The results, he added, “emphasize the importance of considering newer antipsychotics only after nonresponse to less risky, evidence-based treatment options has been established.”
The study was published online September 30 in PLOS ONE.
A last resort
Previous research has demonstrated an increased mortality risk for elderly patients with dementia who take an atypical antipsychotic, but it’s unclear whether this risk occurs among nonelderly adults who use newer antipsychotics as augmentation treatment for depression.
To investigate, Gerhard and colleagues analyzed national healthcare claims from the Medicaid program from 2001 to 2010 for 39,582 Medicaid beneficiaries (mean age, 44.5 years; 78.5% women) who had been diagnosed with depression. Patients with alternative indications for antipsychotic therapy, such as schizophrenia, psychotic depression, or bipolar disorder, were excluded.
After at least 3 months of treatment with a single antidepressant, for more than half of the patients (56.6%), treatment was augmented with an atypical antipsychotic (quetiapine, risperidone, aripiprazole or olanzapine). For the remainder (43.4%), a second antidepressant was added.
The average chlorpromazine equivalent starting dose for all atypical antipsychotics was 68 mg/d. The dose was increased to 100 mg/d during follow-up.

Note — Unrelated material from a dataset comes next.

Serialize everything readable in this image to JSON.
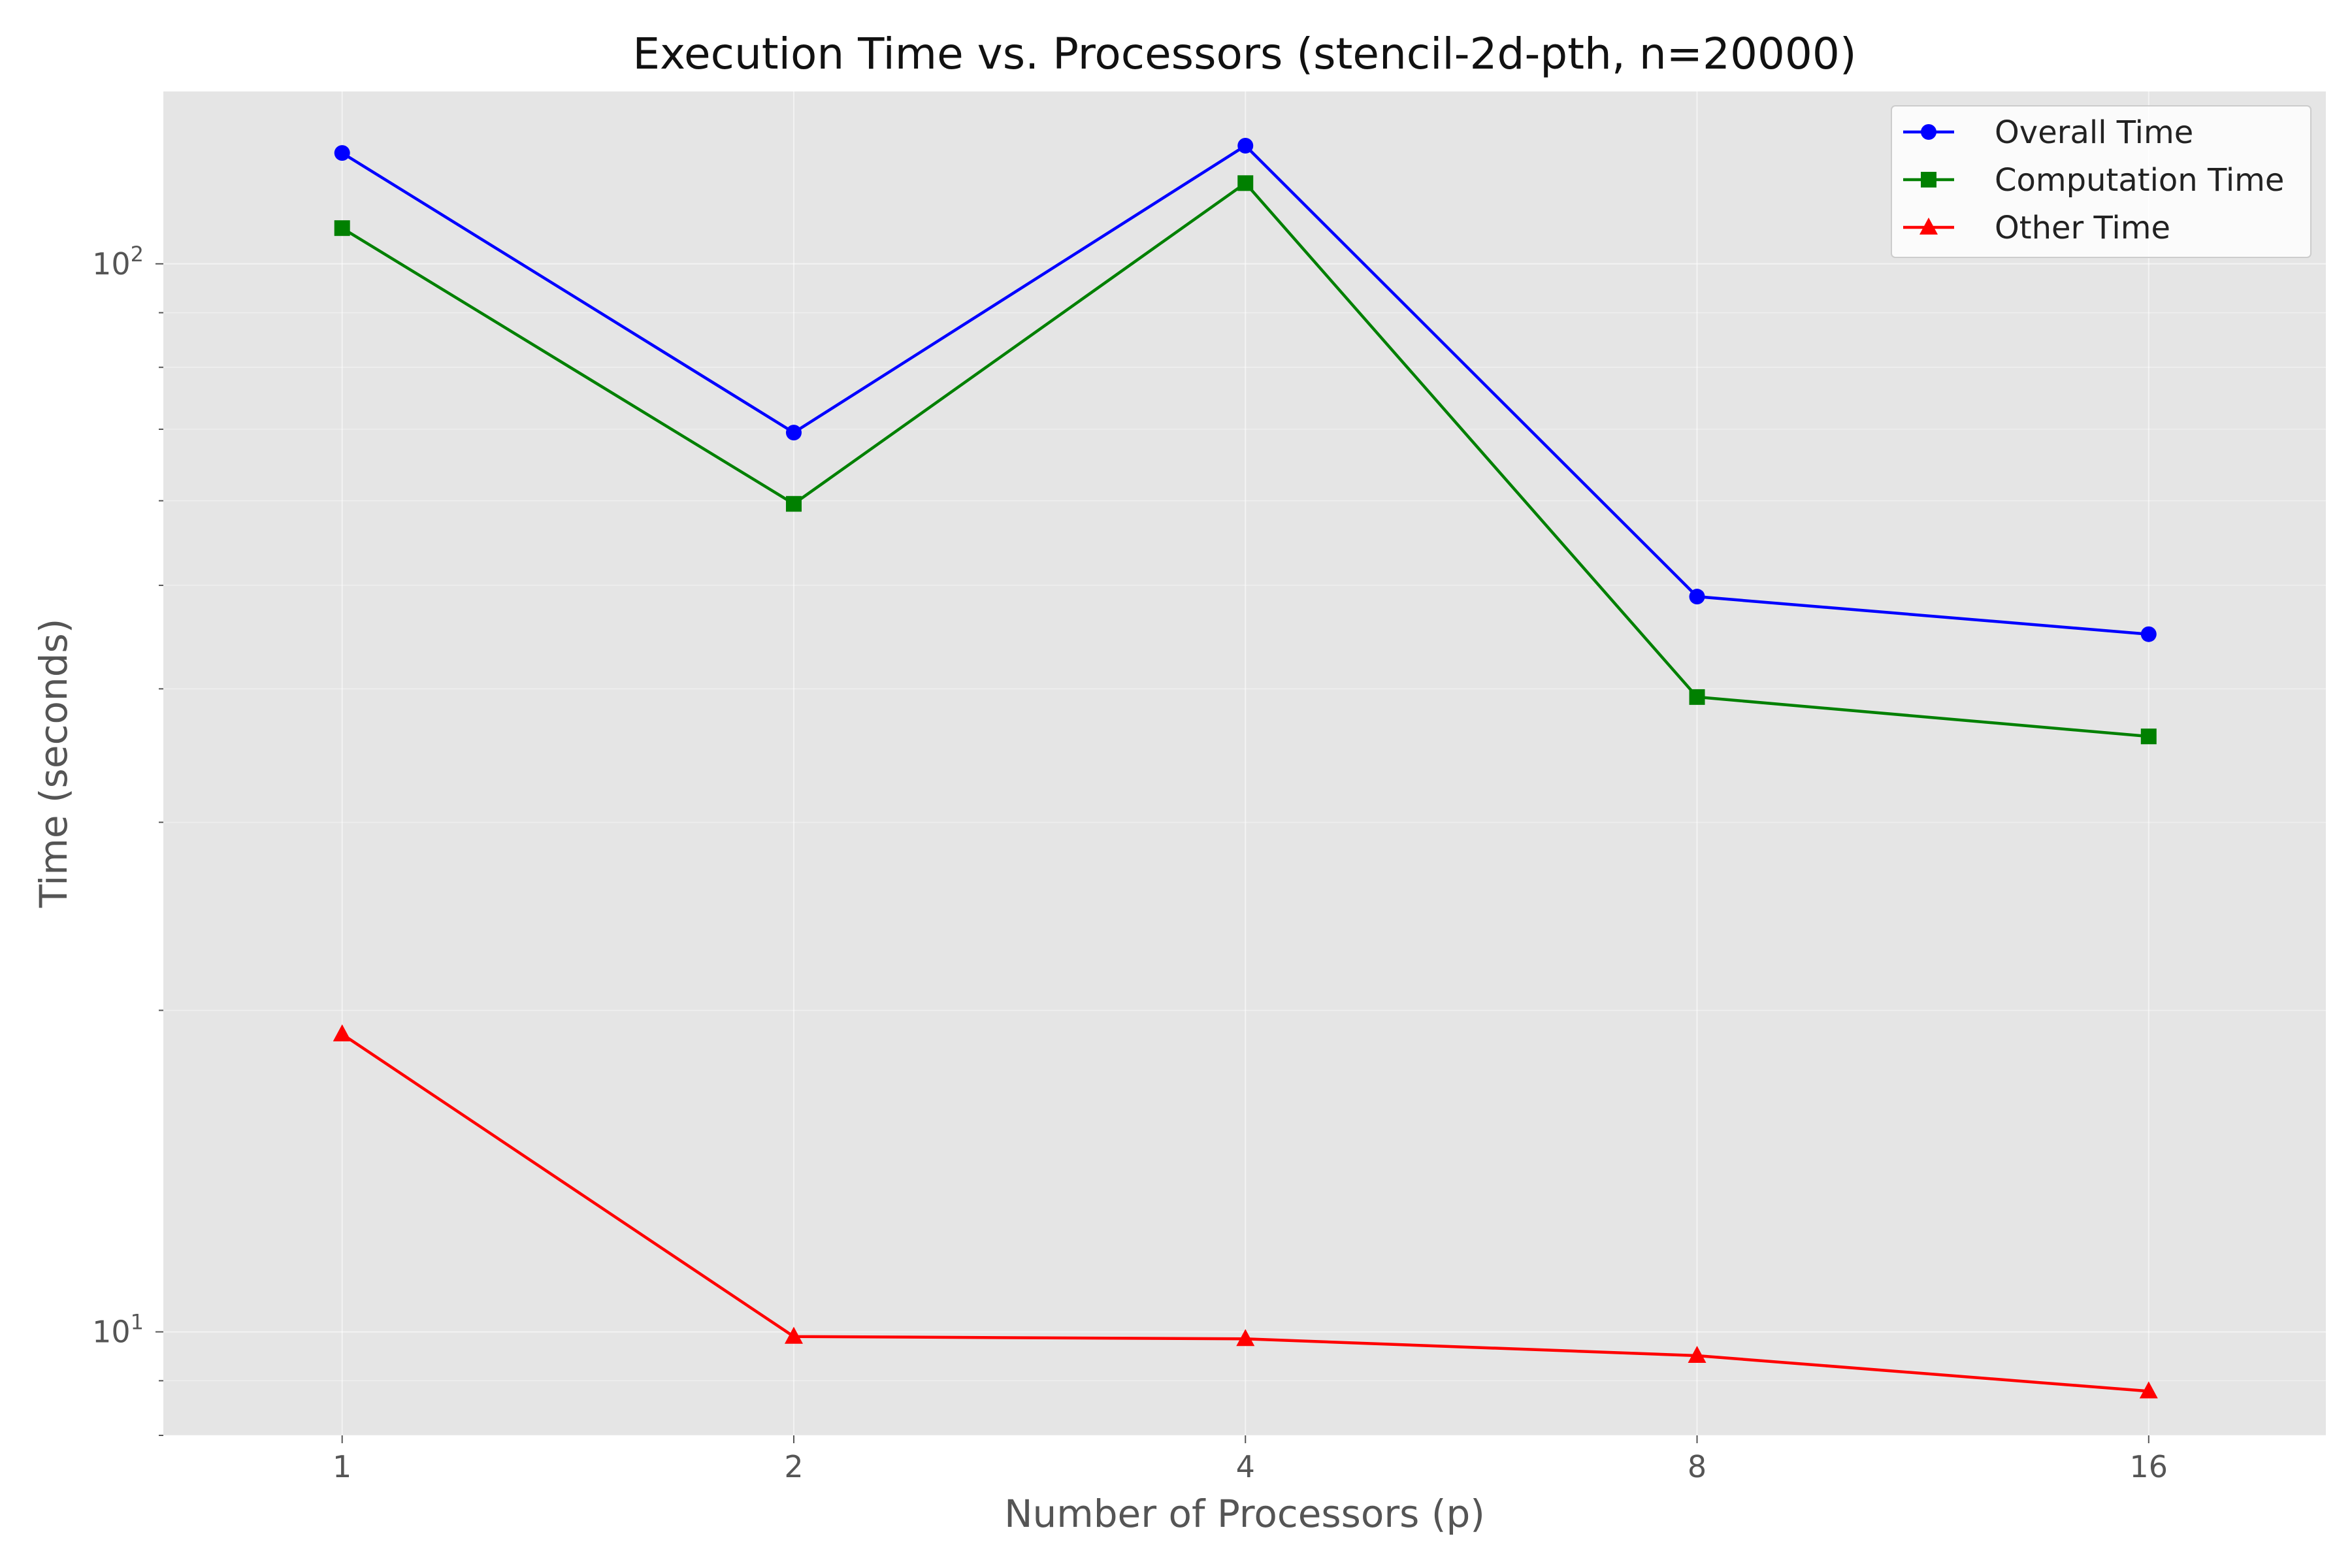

A total of 153 patients died during 13,328 person-years of follow-up, including 105 for whom treatment was augmented with an atypical antipsychotic and 48 for whom treatment was augmented with a second antidepressant.
(adjusted hazard ratio, 1.45; 95% CI, 1.02 – 2.06).

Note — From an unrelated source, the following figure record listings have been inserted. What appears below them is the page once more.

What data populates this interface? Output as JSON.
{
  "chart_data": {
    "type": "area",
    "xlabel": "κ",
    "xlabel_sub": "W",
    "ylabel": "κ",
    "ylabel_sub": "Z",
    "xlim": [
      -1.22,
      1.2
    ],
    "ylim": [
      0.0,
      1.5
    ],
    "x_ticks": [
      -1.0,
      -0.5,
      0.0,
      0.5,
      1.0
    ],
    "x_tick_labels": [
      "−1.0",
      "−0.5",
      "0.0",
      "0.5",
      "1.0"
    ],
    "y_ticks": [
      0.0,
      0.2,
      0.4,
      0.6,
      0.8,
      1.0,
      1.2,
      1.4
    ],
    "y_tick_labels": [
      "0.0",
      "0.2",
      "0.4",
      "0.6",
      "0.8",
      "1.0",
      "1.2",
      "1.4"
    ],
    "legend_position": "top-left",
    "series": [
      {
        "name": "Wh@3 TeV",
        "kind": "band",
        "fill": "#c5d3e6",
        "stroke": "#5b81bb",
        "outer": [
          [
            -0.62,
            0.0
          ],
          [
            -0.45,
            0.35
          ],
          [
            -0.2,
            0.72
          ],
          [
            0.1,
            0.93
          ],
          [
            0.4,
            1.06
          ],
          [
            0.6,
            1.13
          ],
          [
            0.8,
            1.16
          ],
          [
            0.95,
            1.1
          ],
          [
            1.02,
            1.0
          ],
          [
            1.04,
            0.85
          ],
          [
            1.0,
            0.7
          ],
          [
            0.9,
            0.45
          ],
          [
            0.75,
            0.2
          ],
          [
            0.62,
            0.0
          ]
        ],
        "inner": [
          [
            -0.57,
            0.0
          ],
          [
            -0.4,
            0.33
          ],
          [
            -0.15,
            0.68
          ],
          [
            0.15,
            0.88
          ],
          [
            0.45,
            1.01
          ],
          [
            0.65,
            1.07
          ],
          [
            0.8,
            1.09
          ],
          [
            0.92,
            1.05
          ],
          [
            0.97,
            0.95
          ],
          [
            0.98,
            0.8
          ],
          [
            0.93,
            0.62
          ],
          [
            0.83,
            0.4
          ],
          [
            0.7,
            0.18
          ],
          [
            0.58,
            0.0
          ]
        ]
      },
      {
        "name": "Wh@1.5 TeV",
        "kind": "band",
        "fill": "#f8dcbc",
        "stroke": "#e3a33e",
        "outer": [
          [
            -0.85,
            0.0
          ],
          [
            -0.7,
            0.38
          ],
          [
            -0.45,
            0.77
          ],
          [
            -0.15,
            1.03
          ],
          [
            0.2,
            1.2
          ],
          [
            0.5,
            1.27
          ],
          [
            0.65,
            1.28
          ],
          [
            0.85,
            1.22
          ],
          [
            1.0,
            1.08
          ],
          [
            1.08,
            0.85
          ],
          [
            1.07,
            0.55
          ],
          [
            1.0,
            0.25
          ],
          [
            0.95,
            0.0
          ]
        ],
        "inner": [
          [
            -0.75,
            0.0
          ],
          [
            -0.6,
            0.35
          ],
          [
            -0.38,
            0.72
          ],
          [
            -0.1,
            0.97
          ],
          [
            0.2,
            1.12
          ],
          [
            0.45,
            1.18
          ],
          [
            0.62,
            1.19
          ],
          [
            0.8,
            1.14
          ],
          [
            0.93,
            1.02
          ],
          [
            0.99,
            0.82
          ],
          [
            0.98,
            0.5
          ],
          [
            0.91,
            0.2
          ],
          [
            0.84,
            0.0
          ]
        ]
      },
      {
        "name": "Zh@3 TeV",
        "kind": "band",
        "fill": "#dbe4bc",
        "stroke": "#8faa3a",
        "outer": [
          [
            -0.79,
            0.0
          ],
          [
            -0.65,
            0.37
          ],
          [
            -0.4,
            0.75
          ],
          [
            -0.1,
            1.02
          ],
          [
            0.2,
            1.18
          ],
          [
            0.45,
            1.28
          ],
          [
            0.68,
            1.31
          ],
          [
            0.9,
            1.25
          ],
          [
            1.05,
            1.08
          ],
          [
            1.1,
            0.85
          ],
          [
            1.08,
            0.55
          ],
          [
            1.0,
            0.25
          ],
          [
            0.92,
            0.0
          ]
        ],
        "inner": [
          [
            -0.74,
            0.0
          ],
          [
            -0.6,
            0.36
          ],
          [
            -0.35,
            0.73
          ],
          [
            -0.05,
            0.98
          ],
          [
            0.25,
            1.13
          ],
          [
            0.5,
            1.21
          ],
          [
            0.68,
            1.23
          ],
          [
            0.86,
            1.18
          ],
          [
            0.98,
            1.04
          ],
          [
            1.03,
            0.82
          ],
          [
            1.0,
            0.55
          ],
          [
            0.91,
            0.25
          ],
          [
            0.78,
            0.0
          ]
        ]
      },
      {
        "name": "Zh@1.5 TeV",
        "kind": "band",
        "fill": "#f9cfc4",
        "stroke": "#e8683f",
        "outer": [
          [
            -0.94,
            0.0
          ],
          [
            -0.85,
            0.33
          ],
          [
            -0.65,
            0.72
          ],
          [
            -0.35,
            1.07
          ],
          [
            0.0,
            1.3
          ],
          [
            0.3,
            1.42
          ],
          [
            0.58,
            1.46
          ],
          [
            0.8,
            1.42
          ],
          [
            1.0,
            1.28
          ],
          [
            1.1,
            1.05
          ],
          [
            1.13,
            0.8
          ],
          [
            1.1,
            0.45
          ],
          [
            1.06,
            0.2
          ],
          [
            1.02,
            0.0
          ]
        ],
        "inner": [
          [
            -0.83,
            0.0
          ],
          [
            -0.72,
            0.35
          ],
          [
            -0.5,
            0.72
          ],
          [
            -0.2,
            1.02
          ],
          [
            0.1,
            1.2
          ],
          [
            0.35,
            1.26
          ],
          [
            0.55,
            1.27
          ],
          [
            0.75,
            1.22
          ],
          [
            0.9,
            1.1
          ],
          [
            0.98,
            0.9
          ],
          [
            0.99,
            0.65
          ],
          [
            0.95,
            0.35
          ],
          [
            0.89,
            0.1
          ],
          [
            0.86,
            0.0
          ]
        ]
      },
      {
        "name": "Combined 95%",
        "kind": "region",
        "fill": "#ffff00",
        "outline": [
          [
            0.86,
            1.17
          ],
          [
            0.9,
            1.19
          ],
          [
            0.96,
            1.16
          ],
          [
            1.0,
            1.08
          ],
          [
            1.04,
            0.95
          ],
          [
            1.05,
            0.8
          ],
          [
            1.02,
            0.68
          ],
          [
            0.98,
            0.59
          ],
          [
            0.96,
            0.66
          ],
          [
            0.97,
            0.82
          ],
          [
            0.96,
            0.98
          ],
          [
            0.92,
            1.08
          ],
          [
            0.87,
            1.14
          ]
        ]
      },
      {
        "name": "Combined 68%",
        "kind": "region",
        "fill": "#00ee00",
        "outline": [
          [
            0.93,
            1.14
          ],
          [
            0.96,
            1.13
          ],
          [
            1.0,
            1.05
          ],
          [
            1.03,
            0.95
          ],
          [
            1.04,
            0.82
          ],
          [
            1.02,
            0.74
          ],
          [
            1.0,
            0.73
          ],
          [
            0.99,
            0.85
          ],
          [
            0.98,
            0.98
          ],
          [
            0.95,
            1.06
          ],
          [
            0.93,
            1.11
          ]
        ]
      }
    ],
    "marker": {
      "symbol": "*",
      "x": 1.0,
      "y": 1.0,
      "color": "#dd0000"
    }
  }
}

This equates to an absolute risk difference of 37.7 deaths per 10,000 person-years of treatment (0.38% per year) and a number needed to harm of roughly 265 per year. For higher-risk subgroups, the number needed to harm decreased substantially, the authors note. The results were robust across several sensitivity analyses.

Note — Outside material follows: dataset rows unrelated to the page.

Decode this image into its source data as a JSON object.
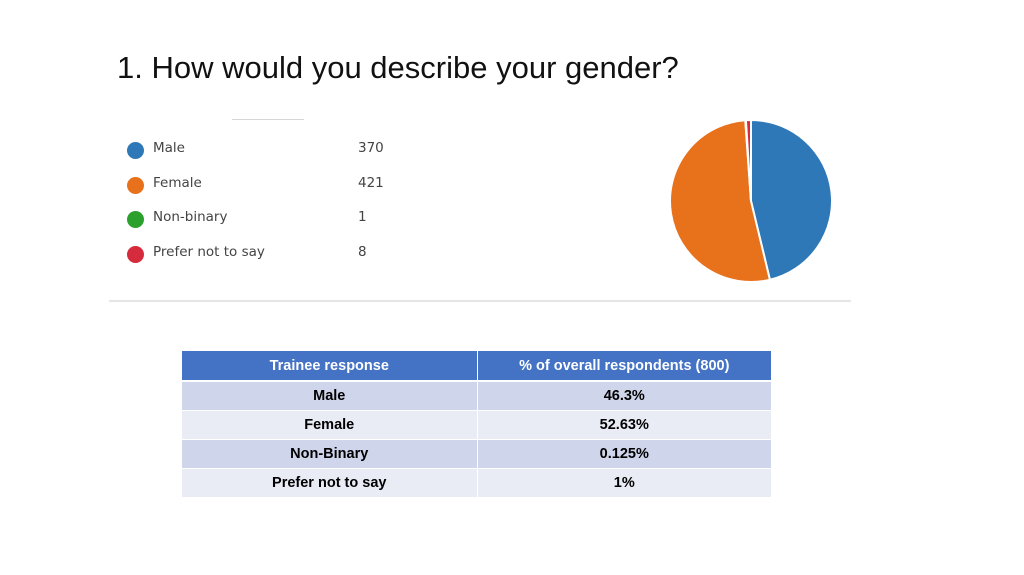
{
  "slide": {
    "title": "1. How would you describe your gender?"
  },
  "chart_data": {
    "type": "pie",
    "categories": [
      "Male",
      "Female",
      "Non-binary",
      "Prefer not to say"
    ],
    "values": [
      370,
      421,
      1,
      8
    ],
    "colors": [
      "#2e78b7",
      "#e8711c",
      "#2ca02c",
      "#d62b3c"
    ],
    "legend_position": "left"
  },
  "table": {
    "headers": [
      "Trainee response",
      "% of overall respondents (800)"
    ],
    "rows": [
      [
        "Male",
        "46.3%"
      ],
      [
        "Female",
        "52.63%"
      ],
      [
        "Non-Binary",
        "0.125%"
      ],
      [
        "Prefer not to say",
        "1%"
      ]
    ]
  }
}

“We don’t know the mechanisms of the increased mortality risk, but cardiac and infectious causes are leading candidates,” said Gerhard.
“Our study in nonelderly adults with depression did not identify a single predominant cause of death. However, this may be a result of both the relatively small number of deaths in our study as well as of the well-recognized concerns regarding the accuracy of cause-of-death attribution in death certificates,” Gerhard said.
“As with the potential causes of death, the pathophysiological pathways involved are not well understood but could, among others, involve adverse metabolic effects, including weight gain, diabetes, dyslipidemia, QT prolongation, sedation, and falls – all of which have been associated with at least some of the newer antipsychotics,” he added.
The researchers state that atypical antipsychotics should be considered only “after non-response to evidence-based treatment options that are less risky.”